AY 2026-27 Minor Child Income Clubbing Checklist
Parents who have invested in fixed deposits, mutual funds, or other instruments in a minor child's name often discover at filing time that the income from those investments does not sit quietly in a separate return — it clubs into the parent's taxable income. The clubbing provisions under the Income Tax Act 1961 apply broadly, and for AY 2026-27, parents with FY 2025-26 minor-child income need to disclose it correctly, claim the available exemption, and ensure the AIS for the child's PAN (if any) is reconciled.
The real question parents are asking
Parents who search for this topic are usually not unfamiliar with clubbing in principle. What they want to know is: how much of the child's income is included in their return, which parent it clubs with, what the ₹1,500 per child per year exemption covers, and whether the child's own AIS or TDS certificate creates a separate reporting obligation.

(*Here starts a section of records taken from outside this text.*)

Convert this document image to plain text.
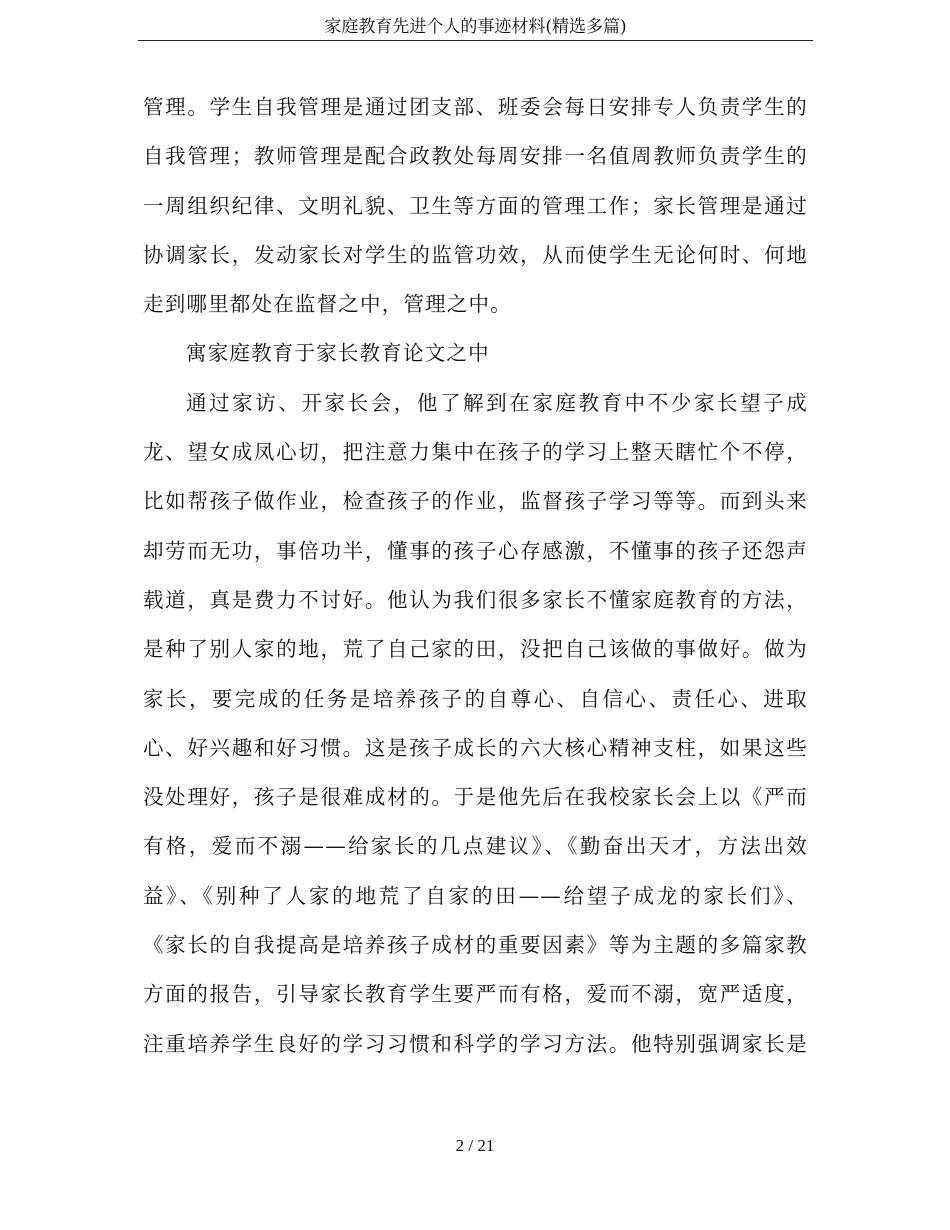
家庭教育先进个人的事迹材料(精选多篇)
管理。学生自我管理是通过团支部、班委会每日安排专人负责学生的
自我管理；教师管理是配合政教处每周安排一名值周教师负责学生的
一周组织纪律、文明礼貌、卫生等方面的管理工作；家长管理是通过
协调家长，发动家长对学生的监管功效，从而使学生无论何时、何地
走到哪里都处在监督之中，管理之中。
寓家庭教育于家长教育论文之中
通过家访、开家长会，他了解到在家庭教育中不少家长望子成
龙、望女成凤心切，把注意力集中在孩子的学习上整天瞎忙个不停，
比如帮孩子做作业，检查孩子的作业，监督孩子学习等等。而到头来
却劳而无功，事倍功半，懂事的孩子心存感激，不懂事的孩子还怨声
载道，真是费力不讨好。他认为我们很多家长不懂家庭教育的方法，
是种了别人家的地，荒了自己家的田，没把自己该做的事做好。做为
家长，要完成的任务是培养孩子的自尊心、自信心、责任心、进取
心、好兴趣和好习惯。这是孩子成长的六大核心精神支柱，如果这些
没处理好，孩子是很难成材的。于是他先后在我校家长会上以《严而
有格，爱而不溺——给家长的几点建议》、《勤奋出天才，方法出效
益》、《别种了人家的地荒了自家的田——给望子成龙的家长们》、
《家长的自我提高是培养孩子成材的重要因素》等为主题的多篇家教
方面的报告，引导家长教育学生要严而有格，爱而不溺，宽严适度，
注重培养学生良好的学习习惯和科学的学习方法。他特别强调家长是
2 / 21
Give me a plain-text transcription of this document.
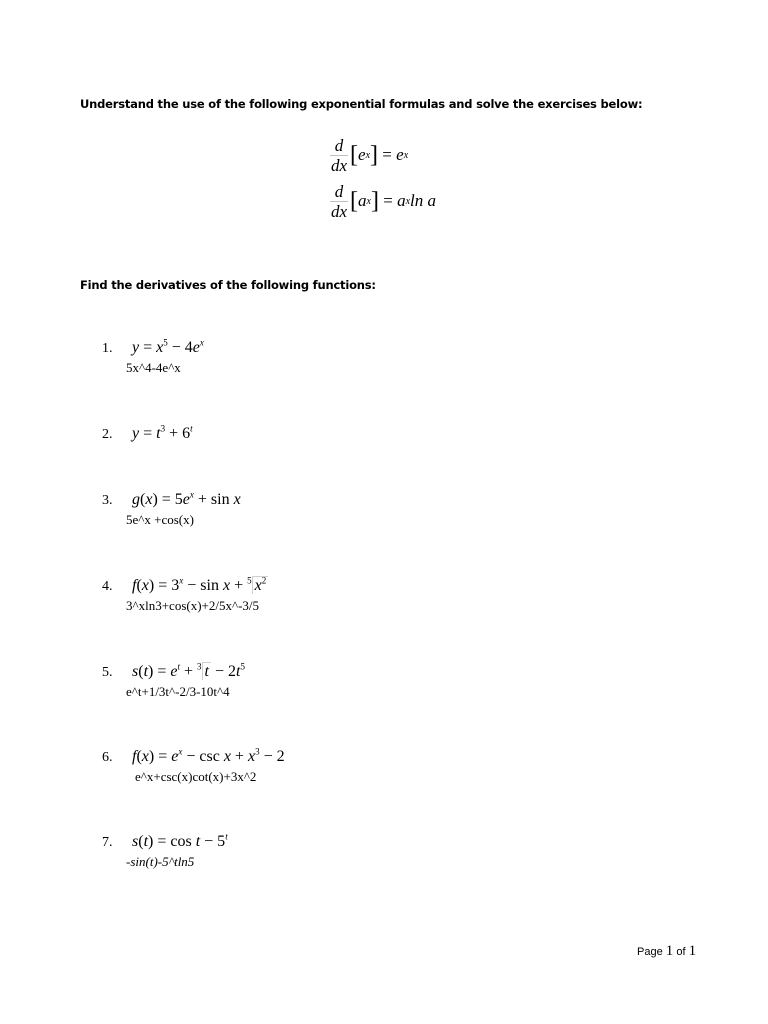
Understand the use of the following exponential formulas and solve the exercises below:
$\frac{d}{dx}$ [ e x ] = e x
$\frac{d}{dx}$ [ a x ] = a x ln a
Find the derivatives of the following functions:
1. $y = x^5 - 4e^x$
5x^4-4e^x
2. $y = t^3 + 6^t$
3. $g(x) = 5e^x + \sin x$
5e^x +cos(x)
4. $f(x) = 3^x - \sin x + ^5$ $x^2$
3^xln3+cos(x)+2/5x^-3/5
5. $s(t) = e^t + ^3$ $t - 2t^5$
e^t+1/3t^-2/3-10t^4
6. $f(x) = e^x - \csc x + x^3 - 2$
e^x+csc(x)cot(x)+3x^2
7. $s(t) = \cos t - 5^t$
-sin(t)-5^tln5
Page 1 of 1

A few things to resolve before filing. Check both parents' PAN-linked AIS entries — if the child's bank interest is picked up in the department's records, it must be accounted for. If the child has their own PAN and TDS has been deducted, the credit needs to flow to the correct parent's return through the ITR schedule, not disappear.
Pre-filing checklist
- Confirm the child was a minor throughout FY 2025-26, or identify the date of majority if they turned 18 during the year — income up to the date of majority clubs; income after that date does not.
- Pull the child's bank statement and investment account statement for the full year.
- Download the AIS for your own PAN and look for any interest or dividend that originates from the child's investments.
- If the child has a PAN and TDS was deducted on their bank interest, collect Form 16A or the TDS certificate in the child's name.
- Determine which parent's return the income clubs into — generally the parent with the higher income, unless the investment was made from the other parent's funds.
- Keep a written note recording which amounts were clubbed, in which parent's return, and why.
Documents to keep ready
| Document | Why it matters |
|---|---|
| child bank statement | Keep the latest copy and match names, dates, and amounts before relying on it. |
| investment statement | Keep the latest copy and match names, dates, and amounts before relying on it. |
| parent Form 16 | Keep the latest copy and match names, dates, and amounts before relying on it. |
| AIS | Keep the latest copy and match names, dates, and amounts before relying on it. |
| PAN and bank details | Useful for tax filing, refunds, benefit credits, and identity matching where applicable. |
| A short review note | Records what was checked, what is pending, and which official source was used. |
Where the trail breaks down
The most common problem is that TDS deducted under the child's PAN does not automatically appear in the parent's Form 26AS. The parent files the return and includes the clubbed income, but the TDS credit is sitting unclaimed because no one linked the child's TDS to the parent's return. This results in a refund that never comes, or worse, a notice for under-reporting of income if the clubbing was not disclosed at all.
The fix is straightforward but must be done before filing: note the child's TDS certificate details, include the clubbed income in the correct schedule of the parent's ITR, and claim the TDS credit using the facility provided in the utility. A CA review is worth it when the amounts are material.
Official source baseline
| Source | Link |
|---|---|
| Income Tax Department - AY 2026-27 ITR utilities | Open source |
| Income Tax Department - Income Tax Returns FAQs | Open source |
| Income Tax Department - Annual Information Statement | Open source |
| Income Tax Department - Tax Credit Mismatch FAQs | Open source |
| Income Tax Department - e-Verify Return FAQs | Open source |
MyeCA workflow
Use Form 16 parser as a preparation tool, then use Get Expert Tax Review if the file needs a document-based review. For adjacent reading:
Reviewer guidance
Confirm: profile (parent of minor child), child's age and PAN status, which parent's return the income clubs into, documents sighted, TDS credit handling, and whether the ₹1,500 exemption was correctly applied. Note any gap in the clubbing disclosure or TDS credit claim as a separate action point.
Frequently asked questions
Is this article a substitute for professional advice?
No. Use it as an educational checklist and get case-specific review where documents, income heads, or eligibility are unclear.
Which year does this AY 2026-27 guide cover?
AY 2026-27 generally relates to FY 2025-26 income, subject to the facts of the taxpayer and official filing utility rules.
What should I check before filing?
Check the ITR form, tax regime, AIS, Form 26AS, TDS certificates, bank details, and the documents supporting the income or deduction.
Bottom line
Minor child income clubbing is straightforward in principle but messy in practice once multiple investments, TDS deductions, and two parents' returns come into the picture. Gather the child's financial records first, then decide how to disclose and where the TDS credit goes. Document your reasoning. If the amounts are significant, a professional review before filing is the simpler option.